Eduardo Muñoz Franco, director de la Policía de Proximidad de la capital, indicó que es el único que se tiene identificado, que ha sido cerrado por presiones de delincuentes, pero se mantiene una constante vigilancia en la zona conurbada para evitar que se repita un hecho similar.
“No es justo que gente de trabajo, de bien, tenga que cerrar porque un grupo de pelafustanes acostumbrados a conseguir dinero fácil estén presionando”, dijo.
Informó que el caso ocurrido se llevó al Consejo de Seguridad, donde se acordó que la Policía de Proximidad, Metropolitana, Estatal, Ejército y Guardia Nacional se turnaran para vigilar el local, a fin de que reabra.
“Es una mujer empresaria que se la juega por Zacatecas, genera empleos, tiene todo el derecho de trabajar y nosotros la obligación de protegerla”, expresó.
Agregó que los elementos de estas corporaciones también realizan rondines en el área de comercios y antros, desde Soriana en el bulevar hasta Odontología en un sentido, mientras que de regreso por la avenida García Salinas.

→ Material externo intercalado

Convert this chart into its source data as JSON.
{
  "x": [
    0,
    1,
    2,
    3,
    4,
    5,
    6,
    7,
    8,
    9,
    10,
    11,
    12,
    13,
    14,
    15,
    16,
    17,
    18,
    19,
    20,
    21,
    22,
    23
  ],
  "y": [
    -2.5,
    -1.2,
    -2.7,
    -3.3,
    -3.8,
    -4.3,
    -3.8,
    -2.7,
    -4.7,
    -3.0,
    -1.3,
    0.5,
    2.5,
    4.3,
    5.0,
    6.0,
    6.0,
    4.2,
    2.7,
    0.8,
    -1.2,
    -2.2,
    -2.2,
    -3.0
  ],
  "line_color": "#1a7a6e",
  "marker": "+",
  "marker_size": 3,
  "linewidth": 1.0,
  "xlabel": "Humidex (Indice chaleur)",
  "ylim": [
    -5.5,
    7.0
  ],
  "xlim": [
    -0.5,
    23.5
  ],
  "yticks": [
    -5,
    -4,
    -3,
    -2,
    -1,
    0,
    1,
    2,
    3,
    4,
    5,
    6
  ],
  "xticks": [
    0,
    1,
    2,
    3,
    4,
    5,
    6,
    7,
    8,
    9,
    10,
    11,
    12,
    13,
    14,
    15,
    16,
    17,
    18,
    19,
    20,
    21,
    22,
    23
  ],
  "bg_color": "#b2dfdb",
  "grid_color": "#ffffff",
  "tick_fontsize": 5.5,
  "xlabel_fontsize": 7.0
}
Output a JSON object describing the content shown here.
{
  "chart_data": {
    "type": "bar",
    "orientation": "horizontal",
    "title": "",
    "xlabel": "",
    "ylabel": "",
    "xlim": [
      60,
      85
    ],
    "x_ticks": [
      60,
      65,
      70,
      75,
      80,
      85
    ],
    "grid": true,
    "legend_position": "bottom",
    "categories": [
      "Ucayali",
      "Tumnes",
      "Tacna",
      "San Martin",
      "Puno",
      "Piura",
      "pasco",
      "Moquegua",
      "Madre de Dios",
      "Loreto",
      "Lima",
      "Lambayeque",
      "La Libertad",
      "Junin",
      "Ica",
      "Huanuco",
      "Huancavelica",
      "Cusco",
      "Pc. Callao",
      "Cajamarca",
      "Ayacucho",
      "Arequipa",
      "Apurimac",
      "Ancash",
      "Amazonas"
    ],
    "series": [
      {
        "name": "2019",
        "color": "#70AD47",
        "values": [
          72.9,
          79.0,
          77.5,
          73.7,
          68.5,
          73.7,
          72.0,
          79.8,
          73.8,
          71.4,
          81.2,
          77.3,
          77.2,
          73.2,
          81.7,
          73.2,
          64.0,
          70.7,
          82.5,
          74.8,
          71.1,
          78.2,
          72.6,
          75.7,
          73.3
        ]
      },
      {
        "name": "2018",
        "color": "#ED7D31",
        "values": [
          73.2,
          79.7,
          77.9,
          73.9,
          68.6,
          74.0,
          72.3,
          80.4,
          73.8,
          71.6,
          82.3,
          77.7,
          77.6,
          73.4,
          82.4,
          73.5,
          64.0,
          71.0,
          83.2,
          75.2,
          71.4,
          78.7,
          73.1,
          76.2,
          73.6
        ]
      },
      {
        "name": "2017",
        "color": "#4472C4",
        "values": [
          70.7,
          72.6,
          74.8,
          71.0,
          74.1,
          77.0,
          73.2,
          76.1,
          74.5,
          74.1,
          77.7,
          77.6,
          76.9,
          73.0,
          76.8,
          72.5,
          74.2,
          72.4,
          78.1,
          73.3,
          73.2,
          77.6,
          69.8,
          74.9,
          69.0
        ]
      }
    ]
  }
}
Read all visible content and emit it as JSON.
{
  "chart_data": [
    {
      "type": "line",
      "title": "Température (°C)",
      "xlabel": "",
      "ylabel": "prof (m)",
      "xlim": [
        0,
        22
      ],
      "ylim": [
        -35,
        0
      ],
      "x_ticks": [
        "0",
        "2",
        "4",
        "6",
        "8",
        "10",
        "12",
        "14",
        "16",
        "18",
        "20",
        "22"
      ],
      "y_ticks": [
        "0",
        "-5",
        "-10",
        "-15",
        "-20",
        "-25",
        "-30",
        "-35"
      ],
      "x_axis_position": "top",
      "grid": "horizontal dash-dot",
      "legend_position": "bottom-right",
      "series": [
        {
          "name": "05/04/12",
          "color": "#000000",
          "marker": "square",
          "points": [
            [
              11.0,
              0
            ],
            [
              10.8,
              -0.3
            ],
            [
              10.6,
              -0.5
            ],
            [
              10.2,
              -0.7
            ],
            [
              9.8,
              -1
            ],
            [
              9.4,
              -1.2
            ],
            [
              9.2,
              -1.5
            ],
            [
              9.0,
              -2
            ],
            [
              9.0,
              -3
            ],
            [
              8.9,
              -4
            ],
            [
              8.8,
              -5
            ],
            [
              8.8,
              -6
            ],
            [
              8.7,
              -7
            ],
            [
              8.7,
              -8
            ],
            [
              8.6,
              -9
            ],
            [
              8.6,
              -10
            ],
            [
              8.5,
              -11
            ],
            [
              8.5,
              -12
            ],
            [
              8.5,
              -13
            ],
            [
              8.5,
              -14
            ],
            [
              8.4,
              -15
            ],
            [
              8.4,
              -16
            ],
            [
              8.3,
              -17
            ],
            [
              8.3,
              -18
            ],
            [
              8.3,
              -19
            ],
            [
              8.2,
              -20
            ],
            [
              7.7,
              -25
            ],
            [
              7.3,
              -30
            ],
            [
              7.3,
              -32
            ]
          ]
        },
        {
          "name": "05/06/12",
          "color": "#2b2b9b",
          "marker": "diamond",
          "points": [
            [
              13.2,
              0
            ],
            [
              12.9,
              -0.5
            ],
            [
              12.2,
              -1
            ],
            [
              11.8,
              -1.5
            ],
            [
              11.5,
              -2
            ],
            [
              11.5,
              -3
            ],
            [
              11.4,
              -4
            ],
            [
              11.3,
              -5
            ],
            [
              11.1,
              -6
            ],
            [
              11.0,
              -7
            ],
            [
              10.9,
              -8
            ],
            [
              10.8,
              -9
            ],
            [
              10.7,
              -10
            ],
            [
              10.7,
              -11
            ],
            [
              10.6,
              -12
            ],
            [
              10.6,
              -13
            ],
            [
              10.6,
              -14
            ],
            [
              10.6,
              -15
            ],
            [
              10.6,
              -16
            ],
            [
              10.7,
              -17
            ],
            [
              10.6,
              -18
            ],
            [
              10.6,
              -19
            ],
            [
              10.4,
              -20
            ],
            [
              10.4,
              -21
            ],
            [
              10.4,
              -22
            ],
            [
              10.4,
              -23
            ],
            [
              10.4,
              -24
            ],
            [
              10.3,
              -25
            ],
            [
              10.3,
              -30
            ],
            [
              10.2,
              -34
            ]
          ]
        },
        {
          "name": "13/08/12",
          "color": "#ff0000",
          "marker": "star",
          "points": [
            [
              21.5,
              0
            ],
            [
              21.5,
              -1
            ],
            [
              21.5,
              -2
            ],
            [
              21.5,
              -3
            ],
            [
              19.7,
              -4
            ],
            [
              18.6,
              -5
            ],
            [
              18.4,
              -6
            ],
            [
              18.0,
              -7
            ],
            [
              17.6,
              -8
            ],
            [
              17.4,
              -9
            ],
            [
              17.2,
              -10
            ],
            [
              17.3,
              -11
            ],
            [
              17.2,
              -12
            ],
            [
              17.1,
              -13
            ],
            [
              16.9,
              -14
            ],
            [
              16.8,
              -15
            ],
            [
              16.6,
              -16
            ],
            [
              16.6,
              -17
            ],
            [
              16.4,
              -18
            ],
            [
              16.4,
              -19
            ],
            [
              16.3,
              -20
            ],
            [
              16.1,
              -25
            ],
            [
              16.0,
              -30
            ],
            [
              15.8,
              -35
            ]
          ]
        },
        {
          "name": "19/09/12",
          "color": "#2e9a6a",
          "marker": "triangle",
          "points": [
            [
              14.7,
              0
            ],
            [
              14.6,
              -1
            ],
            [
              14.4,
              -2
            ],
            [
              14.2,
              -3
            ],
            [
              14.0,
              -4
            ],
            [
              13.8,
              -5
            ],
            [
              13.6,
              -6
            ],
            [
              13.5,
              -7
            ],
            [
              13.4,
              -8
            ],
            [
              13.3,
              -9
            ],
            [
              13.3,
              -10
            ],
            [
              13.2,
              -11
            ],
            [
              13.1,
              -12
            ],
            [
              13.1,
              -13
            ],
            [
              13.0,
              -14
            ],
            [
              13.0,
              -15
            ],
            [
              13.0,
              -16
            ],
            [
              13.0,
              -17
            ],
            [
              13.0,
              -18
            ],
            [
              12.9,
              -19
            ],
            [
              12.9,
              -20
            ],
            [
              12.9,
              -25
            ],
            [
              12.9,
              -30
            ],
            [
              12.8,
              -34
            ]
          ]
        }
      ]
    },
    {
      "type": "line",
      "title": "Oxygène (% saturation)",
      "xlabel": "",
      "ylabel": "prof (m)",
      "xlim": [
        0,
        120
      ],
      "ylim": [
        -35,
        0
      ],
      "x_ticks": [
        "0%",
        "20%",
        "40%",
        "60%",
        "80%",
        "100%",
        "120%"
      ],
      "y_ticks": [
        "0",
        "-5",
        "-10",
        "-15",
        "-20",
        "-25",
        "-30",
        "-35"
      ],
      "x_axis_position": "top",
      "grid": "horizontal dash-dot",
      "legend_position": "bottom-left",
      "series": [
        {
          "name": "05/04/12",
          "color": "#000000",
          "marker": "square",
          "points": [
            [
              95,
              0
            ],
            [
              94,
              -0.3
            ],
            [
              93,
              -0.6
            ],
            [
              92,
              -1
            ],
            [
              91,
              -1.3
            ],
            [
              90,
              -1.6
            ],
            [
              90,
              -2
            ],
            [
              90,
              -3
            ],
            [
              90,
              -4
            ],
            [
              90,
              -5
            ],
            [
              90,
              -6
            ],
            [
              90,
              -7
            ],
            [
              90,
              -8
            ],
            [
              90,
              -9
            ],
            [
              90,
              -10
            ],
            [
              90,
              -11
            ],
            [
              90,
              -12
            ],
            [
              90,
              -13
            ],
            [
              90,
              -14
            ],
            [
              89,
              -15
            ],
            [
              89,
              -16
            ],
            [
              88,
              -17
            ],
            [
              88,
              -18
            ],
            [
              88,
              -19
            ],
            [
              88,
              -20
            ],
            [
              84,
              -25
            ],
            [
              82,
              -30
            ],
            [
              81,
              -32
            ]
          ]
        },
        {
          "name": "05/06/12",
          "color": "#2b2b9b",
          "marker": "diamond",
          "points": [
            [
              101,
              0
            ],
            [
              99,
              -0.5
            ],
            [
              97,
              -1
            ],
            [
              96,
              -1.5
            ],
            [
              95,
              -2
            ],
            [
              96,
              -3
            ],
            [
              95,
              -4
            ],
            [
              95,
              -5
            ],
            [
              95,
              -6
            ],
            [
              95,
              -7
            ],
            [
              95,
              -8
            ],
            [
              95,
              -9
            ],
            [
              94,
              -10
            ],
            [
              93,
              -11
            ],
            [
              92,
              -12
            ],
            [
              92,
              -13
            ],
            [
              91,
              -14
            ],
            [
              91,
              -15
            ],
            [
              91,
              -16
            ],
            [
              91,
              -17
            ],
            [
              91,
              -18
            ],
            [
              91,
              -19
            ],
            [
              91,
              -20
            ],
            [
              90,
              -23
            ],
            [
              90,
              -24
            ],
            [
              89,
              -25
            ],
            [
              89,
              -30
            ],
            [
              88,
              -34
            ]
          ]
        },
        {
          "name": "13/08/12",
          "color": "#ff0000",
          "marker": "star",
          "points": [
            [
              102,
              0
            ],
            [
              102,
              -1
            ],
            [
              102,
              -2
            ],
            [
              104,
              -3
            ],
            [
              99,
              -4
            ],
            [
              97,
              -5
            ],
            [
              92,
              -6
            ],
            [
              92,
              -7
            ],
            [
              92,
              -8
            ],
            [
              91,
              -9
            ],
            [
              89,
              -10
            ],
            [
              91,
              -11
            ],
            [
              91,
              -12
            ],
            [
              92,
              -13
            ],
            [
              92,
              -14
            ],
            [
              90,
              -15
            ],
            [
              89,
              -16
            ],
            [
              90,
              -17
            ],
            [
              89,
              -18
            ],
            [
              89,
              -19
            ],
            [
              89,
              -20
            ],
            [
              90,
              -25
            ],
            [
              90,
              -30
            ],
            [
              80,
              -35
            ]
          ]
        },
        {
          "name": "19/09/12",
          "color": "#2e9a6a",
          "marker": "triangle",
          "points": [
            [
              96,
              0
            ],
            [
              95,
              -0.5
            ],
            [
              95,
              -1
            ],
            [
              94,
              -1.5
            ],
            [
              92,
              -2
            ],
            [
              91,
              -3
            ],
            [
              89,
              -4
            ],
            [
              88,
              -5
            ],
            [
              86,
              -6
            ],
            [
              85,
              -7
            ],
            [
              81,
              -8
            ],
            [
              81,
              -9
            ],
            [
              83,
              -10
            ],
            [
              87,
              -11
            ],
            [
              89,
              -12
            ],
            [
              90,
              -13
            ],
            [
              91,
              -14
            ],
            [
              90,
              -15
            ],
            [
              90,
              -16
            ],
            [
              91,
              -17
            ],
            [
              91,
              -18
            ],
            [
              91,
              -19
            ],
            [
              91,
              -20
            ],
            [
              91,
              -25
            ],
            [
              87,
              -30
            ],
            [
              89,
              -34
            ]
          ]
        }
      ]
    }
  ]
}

En el caso de los antros ubicados en el bulevar López Portillo indicó que la situación no ha pasado a mayores, aunque hay reportes que recibe la Policía Estatal de los que tiene conocimiento no ha pasado de mensajes amenazantes a uno.
Si bien la Unidad de Inteligencia se encarga de seguirle la pista a los extorsionadores, señaló que se sabe que se ubican en el municipio de Guadalupe, donde trabajan de la misma manera.